Right now I've just finished reading a short story called The Yellow Wallpaper by Charlotte Perkins Gilman. I've been wanting to read it for ages and swiped it up on ebay. It was brilliant, creepy and really disturbed me. It's a short tale based on Gilman's own experiences with mental illness in the 1800s - a woman who is stricken with some type of "female hysteria" is taken by her physician husband to a house in the country to let her "absorb some air". She's confined to a room on the top floor with hideous yellow wallpaper. She is told to rest, and unable to indulge in any of her hobbies - writing - and as the days pass she begins to hallucinate watching the wallpaper.
I also watched a great movie along the same lines last night called Bug. A woman and a retired veteran are together in a motel room and they begin to see bugs. The first hour was slow and I wasn't sure where it was going or if the story really mattered but then things started to go awry. It was one of those movies that I haven't been able to stop thinking about since watching.
Another one that I recommend is a film called Funny Games. The original is German or Austrian, but the director remade it himself shot-for-shot in English to get a wider audience. It was powerful and intense and disturbing and all those other words you can think of, and just watch it, okay?

Anyway, here's something I wrote the other day while kind of pissed off. Directed at anonymous.

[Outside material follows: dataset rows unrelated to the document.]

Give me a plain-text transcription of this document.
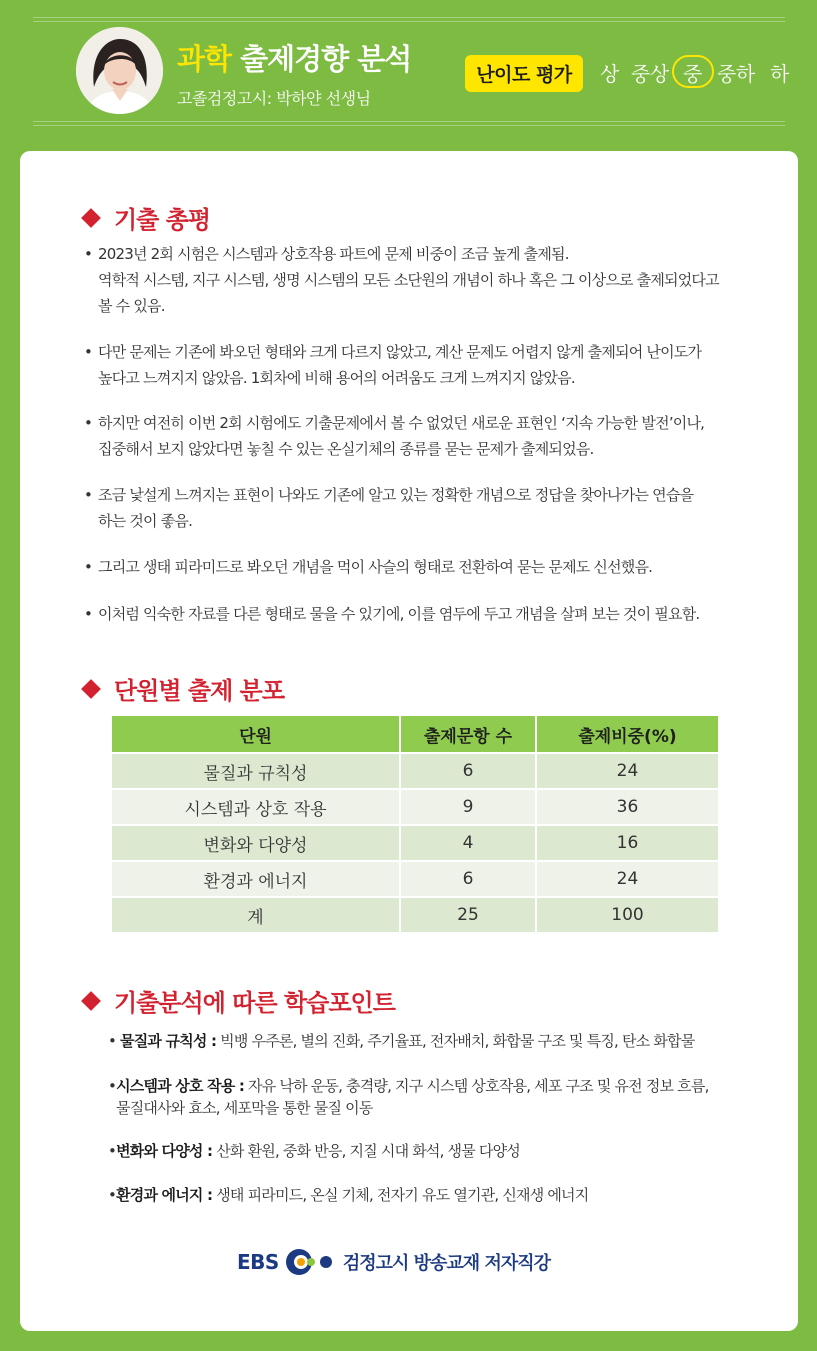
과학 출제경향 분석
고졸검정고시: 박하얀 선생님
난이도 평가	상 중상 중 중하 하
기출 총평
• 2023년 2회 시험은 시스템과 상호작용 파트에 문제 비중이 조금 높게 출제됨.
역학적 시스템, 지구 시스템, 생명 시스템의 모든 소단원의 개념이 하나 혹은 그 이상으로 출제되었다고
볼 수 있음.
• 다만 문제는 기존에 봐오던 형태와 크게 다르지 않았고, 계산 문제도 어렵지 않게 출제되어 난이도가
높다고 느껴지지 않았음. 1회차에 비해 용어의 어려움도 크게 느껴지지 않았음.
• 하지만 여전히 이번 2회 시험에도 기출문제에서 볼 수 없었던 새로운 표현인 ‘지속 가능한 발전’이나,
집중해서 보지 않았다면 놓칠 수 있는 온실기체의 종류를 묻는 문제가 출제되었음.
• 조금 낯설게 느껴지는 표현이 나와도 기존에 알고 있는 정확한 개념으로 정답을 찾아나가는 연습을
하는 것이 좋음.
• 그리고 생태 피라미드로 봐오던 개념을 먹이 사슬의 형태로 전환하여 묻는 문제도 신선했음.
• 이처럼 익숙한 자료를 다른 형태로 물을 수 있기에, 이를 염두에 두고 개념을 살펴 보는 것이 필요함.
단원별 출제 분포
단원	출제문항 수	출제비중(%)
물질과 규칙성	6	24
시스템과 상호 작용	9	36
변화와 다양성	4	16
환경과 에너지	6	24
계	25	100
기출분석에 따른 학습포인트
• 물질과 규칙성 : 빅뱅 우주론, 별의 진화, 주기율표, 전자배치, 화합물 구조 및 특징, 탄소 화합물
•시스템과 상호 작용 : 자유 낙하 운동, 충격량, 지구 시스템 상호작용, 세포 구조 및 유전 정보 흐름,
물질대사와 효소, 세포막을 통한 물질 이동
•변화와 다양성 : 산화 환원, 중화 반응, 지질 시대 화석, 생물 다양성
•환경과 에너지 : 생태 피라미드, 온실 기체, 전자기 유도 열기관, 신재생 에너지
EBS	검정고시 방송교재 저자직강
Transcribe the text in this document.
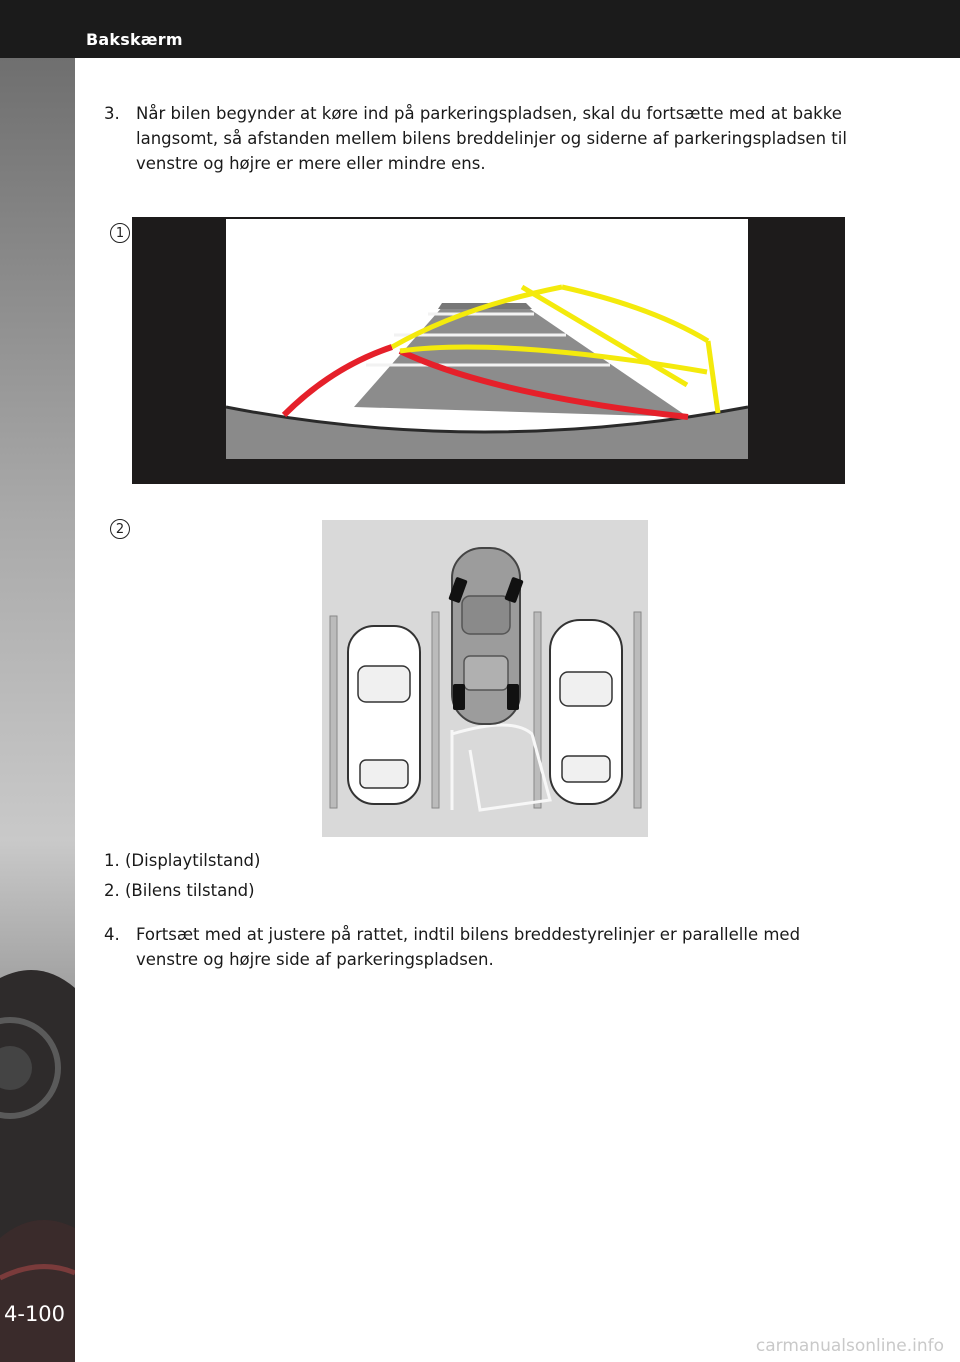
Bakskærm
4-100
3. Når bilen begynder at køre ind på parkeringspladsen, skal du fortsætte med at bakke langsomt, så afstanden mellem bilens breddelinjer og siderne af parkeringspladsen til venstre og højre er mere eller mindre ens.
1
2
1. (Displaytilstand)
2. (Bilens tilstand)
4. Fortsæt med at justere på rattet, indtil bilens breddestyrelinjer er parallelle med venstre og højre side af parkeringspladsen.
carmanualsonline.info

You're one of those people whose best years were in high school. Consequently you never left in your head.
You still have the same friends and refuse to entertain the possibility of making new ones. You listen to the same music and refuse to listen to anything else, old or new.
Every day is the perfect time to reminisce.
You continue to live exactly the way you did the first time you moved out of home. I know, I did it too. Eating nothing but noodles, ice cream for breakfast and cereal for dinner. Let the bowls pile up cause someone else is bound to clean them. You stay up really late like you're badass for doing it. Watching Rage till the sun comes up and drinking coffee cause there's no one to come and tell you to turn it off. Then you were old enough to drink, so lying on the kitchen floor with a bag of goon became familiar. You still live like your parents are gone for the weekend.
It's always bothered me to see old schoolfriends on facebook who live in the same place and see the same people. You're just like them.
You think you're independent because you've lasted this long. But you've gone nowhere, you've learned nothing and you're the same person you were at 17.

2 comments:

  1. Those reads and vids sound interesting.
    I hope you feel better.
    Some people are alwasy on the move. Some move when they are ready. Some never feel like they need to.
    What I am saying is, yeah, some people close off thier lives, but others feel good without change.
    Me? I need the change. But don't get too down on those who don't.
    Rock on!

    ReplyDelete
  2. Hey, thanks for the comment. I hope I feel better too!
    I did feel bad writing that, and you're totally right that some people are okay without change.
    It's just when they start to drag you down with them that it begins to annoy.